Gerade kommt die Visagistin noch mal bei mir vorbei, pudert ein bisschen in meinem Gesicht nach. Vorhin hat sie sich um meinen Bart gekümmert, diverse Schichten Primer, Makeup, Concealer, Shadow und Glow aufgetragen. Beim Blick in den Spiegel sehe ich mein Gesicht, ich sehe aus wie immer, dabei schöner und jünger. Die erneute Puderschicht soll mattieren wegen der Scheinwerfer, wie die junge Dame mir erklärt.
Nun ist sie wieder weg, stattdessen taucht ein Assistent auf, der mir nochmal den organisatorischen Rahmen erläutert. Wann ich auf welches Licht achten muss, welche Kamera gerade aktiv ist, welche Signalwörter im Interview üblich sind. Und natürlich das Publikum. Das wird gerade warmgeklatscht, ist freudig-neugierig auf den Abend und wird brav an den verabredeten Stellen Beifall spenden.
Alles ist geplant, nichts so, wie es die Fernsehzuschauer nachher präsentiert bekommen. Der Assistent zieht wieder ab, eine Durchsage aus dem Off kündigt noch zehn Minuten an. Vor lauter Aufregung schwirrt mir der Kopf. Was mache ich eigentlich hier? Ich bin in diese Fernsehshow eingeladen, um meine neue Veröffentlichung vorzustellen. Fleißige Leser haben mich in der Zugriffsstatistik so weit nach oben geklickt, dass ich aus der Unsichtbarkeit des Publikationsstroms über die Sichtbarkeitsschwelle geraten bin.
Wir haben vorhin schon mal als Probe am blumengeschmückten Couchtisch gesessen, ein bekannter Moderator hat mit seinen Moderationskarten gespielt, routiniert ein paar unverfängliche Fragen gestellt. Stellprobe, Mikrofonprobe, Beleuchtung nachjustiert. Die Kameras müssen noch ein wenig verschoben, die Zoomeinstellungen korrigiert werden. Kontakt mit dem Regieboard hergestellt, der Produzent schaut noch mal vorbei.
Noch zwei Minuten, wie die unsichtbare Sprecherin ankündigt. Gleich nicht zu hektisch laufen, sitzt die Hose, was wollte ich als Eingangsstatement von mir geben? Langsam steigt so etwas wie Panik in mir auf, zwar ist die Hektik um mich einer geradezu beängstigenden Ruhe gewichen, aber gerade das lässt die ganze Szene unheimlich wirken. Die Regielampe ist auf gelb, Vorstufe zum Beginn der Sendung, letzte Phase vor meinem Auftritt.
Der Kloß in meinem Hals macht sich langsam dicker. Bekomme ich überhaupt noch einen Ton heraus oder noch schlimmer, selbst das Luftholen fällt mir schwerer. Jetzt kommt doch noch mal die Visagistin, sie hat wohl beobachtet, dass ich immer blasser werde, unter dem Vorwand, mir mit ihrem Rougepinsel ein wenig Farbe zu verpassen legt sie mir ihre warme Hand auf die Schulter. Wie gut das tut.

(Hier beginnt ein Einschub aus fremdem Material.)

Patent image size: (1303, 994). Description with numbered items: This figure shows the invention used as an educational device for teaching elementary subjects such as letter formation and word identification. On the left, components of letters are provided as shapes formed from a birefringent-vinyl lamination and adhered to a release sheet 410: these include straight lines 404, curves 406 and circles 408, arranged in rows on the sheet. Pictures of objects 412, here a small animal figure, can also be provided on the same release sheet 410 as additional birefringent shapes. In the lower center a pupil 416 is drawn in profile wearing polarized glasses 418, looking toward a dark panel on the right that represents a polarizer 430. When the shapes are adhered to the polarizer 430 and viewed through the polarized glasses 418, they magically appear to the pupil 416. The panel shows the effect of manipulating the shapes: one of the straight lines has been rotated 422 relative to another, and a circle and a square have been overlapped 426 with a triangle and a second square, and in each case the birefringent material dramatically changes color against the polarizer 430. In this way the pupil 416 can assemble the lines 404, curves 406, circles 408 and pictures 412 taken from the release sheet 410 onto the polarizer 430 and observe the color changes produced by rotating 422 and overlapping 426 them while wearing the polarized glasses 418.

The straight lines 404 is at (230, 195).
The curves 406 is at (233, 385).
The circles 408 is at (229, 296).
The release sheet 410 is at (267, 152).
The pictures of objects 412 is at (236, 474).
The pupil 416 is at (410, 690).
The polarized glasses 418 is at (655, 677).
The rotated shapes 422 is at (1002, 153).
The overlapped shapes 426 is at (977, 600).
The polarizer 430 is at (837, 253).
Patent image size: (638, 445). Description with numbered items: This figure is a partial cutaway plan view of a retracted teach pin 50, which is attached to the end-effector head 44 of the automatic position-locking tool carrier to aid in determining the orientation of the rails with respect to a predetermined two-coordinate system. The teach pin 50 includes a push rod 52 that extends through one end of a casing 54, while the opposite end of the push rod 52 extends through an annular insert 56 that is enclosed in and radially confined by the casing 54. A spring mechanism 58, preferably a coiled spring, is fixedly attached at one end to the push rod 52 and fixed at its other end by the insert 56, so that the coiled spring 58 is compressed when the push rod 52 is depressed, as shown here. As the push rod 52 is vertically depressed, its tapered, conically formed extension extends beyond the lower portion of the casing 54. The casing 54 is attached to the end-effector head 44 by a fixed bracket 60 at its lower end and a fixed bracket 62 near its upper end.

Die Lampe am Ausgang geht auf grün, der Assistent stürzt sich auf mich, zerrt an meinem Arm. Meine Beine sind unendlich schwer, ich komme nicht aus dem Stuhl heraus, die Lampen um den Spiegel scheinen sich zu bewegen, mein Spiegelbild wirkt verzerrt. Ein klarer Gedanke ist so natürlich nicht zu erwarten, ich sterbe vor Aufregung. Was hat mich nur geritten, mich auf dieses Abenteuer einzulassen, mich in aller Öffentlichkeit lächerlich zu machen, bei meinen Freunden heimliches Fremdschämen zu sorgen.
Ganz kurz schließe ich noch mal die Augen, sammle meine Gedanken, atme tief durch, versuche die Attacke zu beenden. Dann öffne ich die Augen wieder. Schweißgebadet schaue ich mich um. Ich bin zu Hause, am Schreibtisch, meine Frau steht neben mir und ruckelt an meinem Arm. Jetzt wieder ihre Hand auf meiner Schulter, es war gar nicht die Visagistin, aber jedenfalls tut es gut.
Natürlich bin ich nicht im Fernsehen, weder gehen meine Veröffentlichungen viral, noch habe ich eine umfassende Anhängerschaft oder vertrete gar so polarisierende Statements, dass ich öffentliche Aufmerksamkeit errege. Kein Grund zur Panik also, mein Leben wird nicht in das Scheinwerferlicht politischer oder literarischer Kritiker gezerrt, ich kann entspannt weiter das schreiben, was mir durch den Kopf geht und für andere interessant erscheint.